Windfall Bio has recently closed a $9 million seed round to begin the first-ever solution for capturing and transforming climate-harming methane emissions into living organic fertilizer. The seed round was led by Mayfield and UNTITLED, a venture fund founded by Magnus Rausing of the TetraLaval Family. The startup is developing a unique solution for one of the most underappreciated global warming problems, diluting methane emissions. The technology uses proprietary nature-based technology that enriches natural methane-eating microbes (MEMs) from the soil, which consume methane directly while also capturing nitrogen from the air to produce an organic fertilizer with better bioavailability, reduced runoff, and reduced downstream emissions compared to synthetic ammonia fertilizers.

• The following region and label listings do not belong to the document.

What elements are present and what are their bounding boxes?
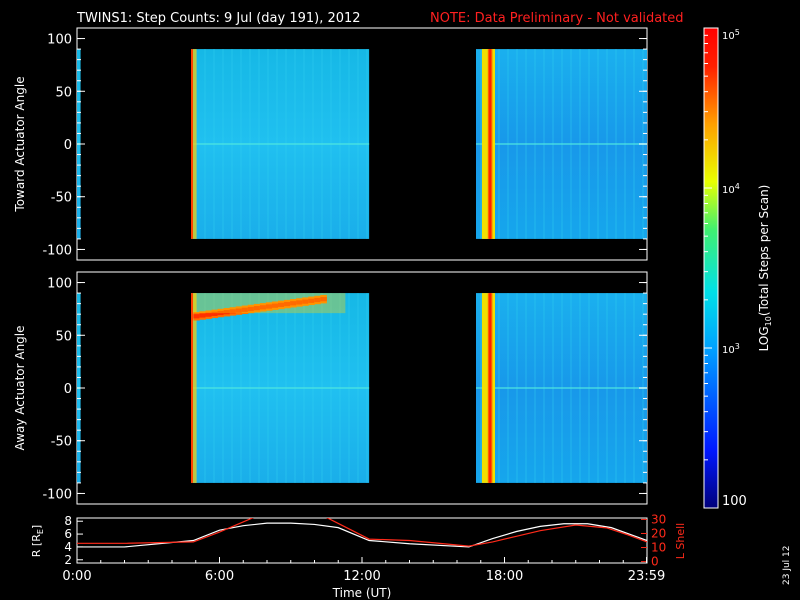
enhancement-cell (199, 313, 206, 318)
lshell-tick-label: 20 (651, 526, 666, 540)
time-tick-label: 18:00 (486, 569, 523, 584)
y-tick-label: -100 (42, 487, 72, 502)
lshell-y-label: L Shell (674, 523, 687, 559)
bright-stripe (193, 293, 197, 483)
enhancement-cell (223, 310, 231, 315)
time-tick-label: 23:59 (628, 569, 665, 584)
zero-angle-band (476, 387, 647, 389)
enhancement-cell (284, 301, 291, 307)
away-y-label: Away Actuator Angle (13, 325, 27, 450)
enhancement-cell (314, 297, 321, 303)
bright-stripe (489, 293, 492, 483)
colorbar-tick-base: 10 (722, 345, 735, 356)
radius-line (77, 522, 647, 548)
colorbar-tick-exp: 3 (735, 342, 740, 351)
zero-angle-band (191, 143, 370, 145)
enhancement-cell (205, 312, 213, 317)
away-data-blocks (77, 293, 647, 483)
y-tick-label: 0 (64, 138, 72, 153)
toward-y-axis: 100 50 0 -50 -100 (42, 33, 647, 258)
colorbar-bottom-label: 100 (722, 494, 747, 509)
orbit-plot-frame (76, 517, 648, 564)
side-date-stamp: 23 Jul 12 (782, 546, 792, 586)
y-tick-label: -50 (51, 435, 72, 450)
away-angle-heatmap: 100 50 0 -50 -100 Away Actuator Angle (13, 271, 648, 505)
enhancement-cell (302, 299, 309, 304)
enhancement-cell (296, 300, 303, 305)
y-tick-label: 50 (55, 329, 72, 344)
toward-angle-heatmap: 100 50 0 -50 -100 Toward Actuator Angle (13, 27, 648, 261)
radius-y-label-main: R [R (30, 534, 43, 557)
y-tick-label: 50 (55, 85, 72, 100)
enhancement-cell (290, 301, 297, 306)
colorbar-gradient (703, 27, 719, 509)
radius-y-label-tail: ] (30, 525, 43, 529)
enhancement-cell (247, 306, 255, 312)
lshell-tick-label: 0 (651, 555, 659, 569)
enhancement-cell (271, 303, 279, 308)
zero-angle-band (191, 387, 370, 389)
y-tick-label: 0 (64, 382, 72, 397)
enhancement-cell (241, 307, 249, 312)
lshell-tick-label: 10 (651, 541, 666, 555)
enhancement-cell (229, 309, 237, 314)
time-tick-label: 6:00 (205, 569, 234, 584)
y-tick-label: -50 (51, 191, 72, 206)
lshell-tick-label: 30 (651, 512, 666, 526)
colorbar-tick-exp: 5 (735, 28, 740, 37)
enhancement-cell (320, 297, 327, 302)
zero-angle-band (476, 143, 647, 145)
colorbar-label-units: (Total Steps per Scan) (757, 185, 771, 317)
y-tick-label: 100 (47, 33, 72, 48)
enhancement-cell (308, 298, 315, 303)
enhancement-halo (193, 293, 346, 314)
colorbar-tick-label: 105 (722, 28, 740, 42)
toward-y-label: Toward Actuator Angle (13, 76, 27, 212)
orbit-series (77, 518, 647, 548)
colorbar-tick-base: 10 (722, 31, 735, 42)
enhancement-cell (278, 302, 285, 307)
lshell-line (77, 518, 647, 547)
bright-stripe (193, 49, 197, 239)
colorbar-label-log: LOG (757, 326, 771, 351)
y-tick-label: -100 (42, 243, 72, 258)
time-tick-label: 12:00 (343, 569, 380, 584)
enhancement-cell (217, 310, 225, 316)
bright-stripe (191, 293, 193, 483)
bright-stripe (489, 49, 492, 239)
colorbar-label: LOG10(Total Steps per Scan) (757, 185, 773, 352)
enhancement-cell (259, 305, 267, 310)
colorbar-tick-label: 103 (722, 342, 740, 356)
radius-y-label: R [RE] (30, 525, 45, 557)
enhancement-cell (193, 314, 200, 319)
chart-title: TWINS1: Step Counts: 9 Jul (day 191), 20… (76, 11, 361, 26)
radius-tick-label: 8 (64, 514, 72, 528)
radius-y-label-sub: E (36, 529, 45, 534)
y-tick-label: 100 (47, 277, 72, 292)
colorbar-tick-exp: 4 (735, 182, 740, 191)
colorbar-label-sub: 10 (764, 316, 773, 326)
enhancement-cell (211, 311, 219, 316)
radius-tick-label: 6 (64, 527, 72, 541)
enhancement-cell (253, 306, 261, 311)
radius-tick-label: 2 (64, 553, 72, 567)
colorbar-tick-base: 10 (722, 185, 735, 196)
enhancement-cell (265, 304, 273, 309)
time-x-axis: 0:00 6:00 12:00 18:00 23:59 (62, 557, 665, 584)
away-y-axis: 100 50 0 -50 -100 (42, 277, 647, 502)
time-x-label: Time (UT) (332, 586, 392, 600)
preliminary-note: NOTE: Data Preliminary - Not validated (430, 11, 684, 26)
enhancement-cell (235, 308, 243, 313)
toward-data-blocks (77, 49, 647, 239)
radius-tick-label: 4 (64, 540, 72, 554)
time-tick-label: 0:00 (62, 569, 91, 584)
colorbar-tick-label: 104 (722, 182, 740, 196)
bright-stripe (191, 49, 193, 239)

Windfall Bio’s solution provides a win-win-win for farmers, consumers, and the climate, enabling sustainable farming practices for both large and small farms. The low-cost, low-maintenance solution captures methane emissions, currently regarded as waste. It transforms them into high-value organic fertilizers that can be used on-site or sold to generate new revenue streams. Windfall Bio’s technology aims to address methane emissions, the most impactful strategy available today to address near-term climate change. The company is one of the first to tackle very dilute and atmospheric methane removal, especially in agriculture. They are expected to accelerate R&D activities while beginning pilot deployments on farms with the recently closed funding.
Josh Silverman, CEO and co-founder of Windfall Bio, states that their methane-to-fertilizer solution is a paradigm shift for climate technologies. Windfall’s technology represents a unique solution for addressing methane emissions, responsible for over half of the current atmospheric warming. With global methane emissions reaching around 580 million metric tons in 2022, the technology can significantly impact climate change. The organic fertilizer produced by the technology is more natural for soils and the environment and is available at the same price as current organic fertilizers. The solution is expected to improve efficiency and overall economics while promoting sustainable farming practices.